We present another experience in other trek to Machu Picchu that you can enjoy and travel.
And starts like this:
"Are you ready for the Lares trek?” asked Edwin, our guide and life saver for the days ahead. Beneath the enthusiastic demeanour was a hint of worry. Well, he had every reason to be worried. We were no outdoorsy group, but a family of 4 consisting of a 61 year old dad, a 58 year old mom and 2 young and lazy city dwellers whose idea of ‘pushing our bodies’ limits’ simply means staying up till 3 a.m and darting our eyeballs over a 13-inch screen. So, what on Earth were we doing here? Well, I think the Incan Gods wanted to give us a shove into the great wilderness and thought we looked endearing stumbling through high altitudes one minute and gushing over unadulterated beauty the next. The Lares Trek is often seen as a scenic alternative trek for those who couldn’t get the limited permits to trek the Inca Trail due to their lack of foresight and a chronic habit of procrastination. (Excuse me while I smile coyly at the floor) Though Google suggests that the Lares Trek is easier, Edwin the guide insists that it is in fact more challenging and higher in altitude at 4400m above sea level. I have a feeling that he wanted to make us feel better about our sorry state, but I guess the only way to find out is to hike the Inca Trail. After having survived an adventure of a lifetime, I dare say that the Lares Trek is greatly underrated. The sheer isolation (that can never be experienced on the Inca Trail) and the beauty that assaulted our senses were simply far beyond what I could imagine.

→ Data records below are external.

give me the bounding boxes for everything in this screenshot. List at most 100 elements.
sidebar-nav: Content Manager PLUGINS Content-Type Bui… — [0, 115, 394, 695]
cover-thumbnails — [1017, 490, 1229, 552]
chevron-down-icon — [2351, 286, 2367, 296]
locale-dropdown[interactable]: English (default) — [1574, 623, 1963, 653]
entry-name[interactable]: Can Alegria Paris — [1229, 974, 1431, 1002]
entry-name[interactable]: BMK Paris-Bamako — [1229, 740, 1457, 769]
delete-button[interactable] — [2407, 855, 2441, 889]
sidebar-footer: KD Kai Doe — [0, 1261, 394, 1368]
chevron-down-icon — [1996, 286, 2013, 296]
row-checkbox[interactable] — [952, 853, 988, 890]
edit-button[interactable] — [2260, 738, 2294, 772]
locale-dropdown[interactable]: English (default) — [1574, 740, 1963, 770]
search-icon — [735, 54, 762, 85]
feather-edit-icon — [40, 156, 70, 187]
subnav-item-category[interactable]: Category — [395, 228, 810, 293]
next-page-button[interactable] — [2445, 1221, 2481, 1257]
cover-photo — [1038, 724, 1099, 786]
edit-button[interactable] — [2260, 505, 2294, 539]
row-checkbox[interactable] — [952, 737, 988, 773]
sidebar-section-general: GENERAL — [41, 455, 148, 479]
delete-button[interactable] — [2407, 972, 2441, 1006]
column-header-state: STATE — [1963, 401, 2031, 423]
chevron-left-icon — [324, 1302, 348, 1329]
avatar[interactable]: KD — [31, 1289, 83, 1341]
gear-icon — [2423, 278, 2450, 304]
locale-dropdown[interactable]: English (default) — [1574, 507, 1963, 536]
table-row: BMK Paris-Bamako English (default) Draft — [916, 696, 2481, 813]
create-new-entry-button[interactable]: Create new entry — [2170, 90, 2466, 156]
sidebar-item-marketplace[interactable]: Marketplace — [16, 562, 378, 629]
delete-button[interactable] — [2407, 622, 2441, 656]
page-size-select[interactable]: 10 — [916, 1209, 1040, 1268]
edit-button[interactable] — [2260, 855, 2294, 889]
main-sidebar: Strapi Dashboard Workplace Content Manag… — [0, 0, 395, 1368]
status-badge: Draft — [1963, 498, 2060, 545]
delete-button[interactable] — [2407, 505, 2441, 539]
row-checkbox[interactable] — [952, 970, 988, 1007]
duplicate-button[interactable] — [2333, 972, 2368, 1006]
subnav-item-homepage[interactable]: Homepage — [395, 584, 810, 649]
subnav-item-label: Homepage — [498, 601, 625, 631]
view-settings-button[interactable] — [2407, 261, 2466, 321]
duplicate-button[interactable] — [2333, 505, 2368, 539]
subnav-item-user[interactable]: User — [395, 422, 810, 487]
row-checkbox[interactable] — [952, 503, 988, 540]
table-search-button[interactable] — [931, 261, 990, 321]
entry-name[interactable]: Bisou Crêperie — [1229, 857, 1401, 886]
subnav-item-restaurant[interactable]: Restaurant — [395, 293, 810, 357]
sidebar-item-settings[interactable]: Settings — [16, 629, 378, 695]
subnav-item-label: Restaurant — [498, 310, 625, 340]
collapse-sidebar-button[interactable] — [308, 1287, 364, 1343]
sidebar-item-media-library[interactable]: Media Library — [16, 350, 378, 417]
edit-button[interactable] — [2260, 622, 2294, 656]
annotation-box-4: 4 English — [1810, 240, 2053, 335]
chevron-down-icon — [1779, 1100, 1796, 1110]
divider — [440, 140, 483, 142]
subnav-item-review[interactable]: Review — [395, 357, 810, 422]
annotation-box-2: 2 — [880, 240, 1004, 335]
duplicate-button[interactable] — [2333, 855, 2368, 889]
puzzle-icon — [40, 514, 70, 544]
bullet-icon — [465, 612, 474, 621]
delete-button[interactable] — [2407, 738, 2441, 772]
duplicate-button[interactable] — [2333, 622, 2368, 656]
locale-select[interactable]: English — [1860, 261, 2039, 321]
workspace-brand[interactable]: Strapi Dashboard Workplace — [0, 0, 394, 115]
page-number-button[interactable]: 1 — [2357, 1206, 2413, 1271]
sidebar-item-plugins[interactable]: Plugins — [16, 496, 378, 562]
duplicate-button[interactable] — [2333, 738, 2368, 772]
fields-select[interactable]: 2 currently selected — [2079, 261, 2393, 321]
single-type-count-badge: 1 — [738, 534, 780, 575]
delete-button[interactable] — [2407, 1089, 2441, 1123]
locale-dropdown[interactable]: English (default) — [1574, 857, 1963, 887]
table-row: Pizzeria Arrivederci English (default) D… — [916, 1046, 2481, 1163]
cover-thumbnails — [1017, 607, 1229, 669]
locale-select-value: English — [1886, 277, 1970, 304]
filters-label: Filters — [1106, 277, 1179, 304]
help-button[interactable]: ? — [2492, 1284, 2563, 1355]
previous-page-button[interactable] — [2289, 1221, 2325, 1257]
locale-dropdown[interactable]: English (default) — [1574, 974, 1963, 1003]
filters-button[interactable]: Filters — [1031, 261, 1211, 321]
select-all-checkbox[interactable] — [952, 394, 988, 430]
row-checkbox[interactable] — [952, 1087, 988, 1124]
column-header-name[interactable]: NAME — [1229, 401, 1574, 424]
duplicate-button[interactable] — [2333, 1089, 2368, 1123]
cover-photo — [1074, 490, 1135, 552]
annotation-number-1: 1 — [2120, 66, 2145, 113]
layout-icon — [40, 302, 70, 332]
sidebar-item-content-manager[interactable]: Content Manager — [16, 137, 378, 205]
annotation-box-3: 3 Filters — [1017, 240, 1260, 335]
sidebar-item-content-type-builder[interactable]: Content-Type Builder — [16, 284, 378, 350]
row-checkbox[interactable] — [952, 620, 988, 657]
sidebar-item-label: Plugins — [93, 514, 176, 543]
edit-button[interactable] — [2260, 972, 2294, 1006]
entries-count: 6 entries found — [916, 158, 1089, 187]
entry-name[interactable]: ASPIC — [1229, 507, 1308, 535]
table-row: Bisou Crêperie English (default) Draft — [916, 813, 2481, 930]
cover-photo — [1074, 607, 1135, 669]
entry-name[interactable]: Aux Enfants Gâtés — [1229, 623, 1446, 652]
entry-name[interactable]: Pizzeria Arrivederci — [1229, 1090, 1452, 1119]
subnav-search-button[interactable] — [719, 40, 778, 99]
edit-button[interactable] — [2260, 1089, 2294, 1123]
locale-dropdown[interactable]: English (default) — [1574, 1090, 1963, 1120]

The first day of the trek had us walking in the valley and meeting the cutest animals in the world-llamas, alpacas, sheep and handsome mountain dogs. We crossed little streams and were awed by the sheer strength of the villagers who lived in a rather difficult environment. Did I just see a woman in a full skirt and sandals grab a llama in one arm and walk along a steep hill?. Yes I did, and my North Face gear and I wilted in shame. As night fell, all that was between us and the freezing cold, the Milky Way, and aliens was the tent put together by our amazing trekking crew who must have attained enlightenment numerous times while waiting for us to arrive at camp. And imagine waking up to sheep and llamas walking by in great haste as you sip coca tea and wonder if you’d fall victim to Altitude Sickness. I escaped while my mom and brother battled with dizziness and breathlessness. But I’m glad we made it, for the second day was a day I’d never forget.
As we crawled our way up steeper slopes, past numerous lakes and inched our way closer to the glaciers, the Gods decided to press the buttons on Hailstorm and Strong Winds for some added flavour, right at the top of a 4400 m mountain pass. With ponchos barely standing against the gusts of wind and hailstones attacking our faces in a frenzy, there was a moment where I could do nothing but be in the moment, breathe, and put one foot in front of another.
At the end of the day, as they say, everything will be alright. When the sun decided to grace itself once more, peeping behind the glaciers and illuminating the emerald lake, I got reminded again that this was the reason I was here. To be awestruck, to be tested, to be humbled, and then to be rewarded with the littlest gestures from Mother Earth. There is a great world that exists beyond the 13-inch screen.
We arrived on the third day at the Lares hot springs where we soaked our muscles to bliss before the drive to Ollantaytambo and a short train ride to Aguas Caliente, the town of Machu Picchu. While the Inca Trail is the only trail where you arrive in Machu Picchu by foot, the Lares Trek was an authentic and off the beaten path to the home of the lost civilization. And what a sight to behold, Machu Picchu!
Practical Information about The Lares Trek: Trekking Company We did our trek with Enigma, a fantabulous adventure trekking company who made sure we were in great hands. It’s slightly pricier than other companies, but you get what you pay for. Imagine having fresh food at the end of the day prepared by the chef, not instant soup.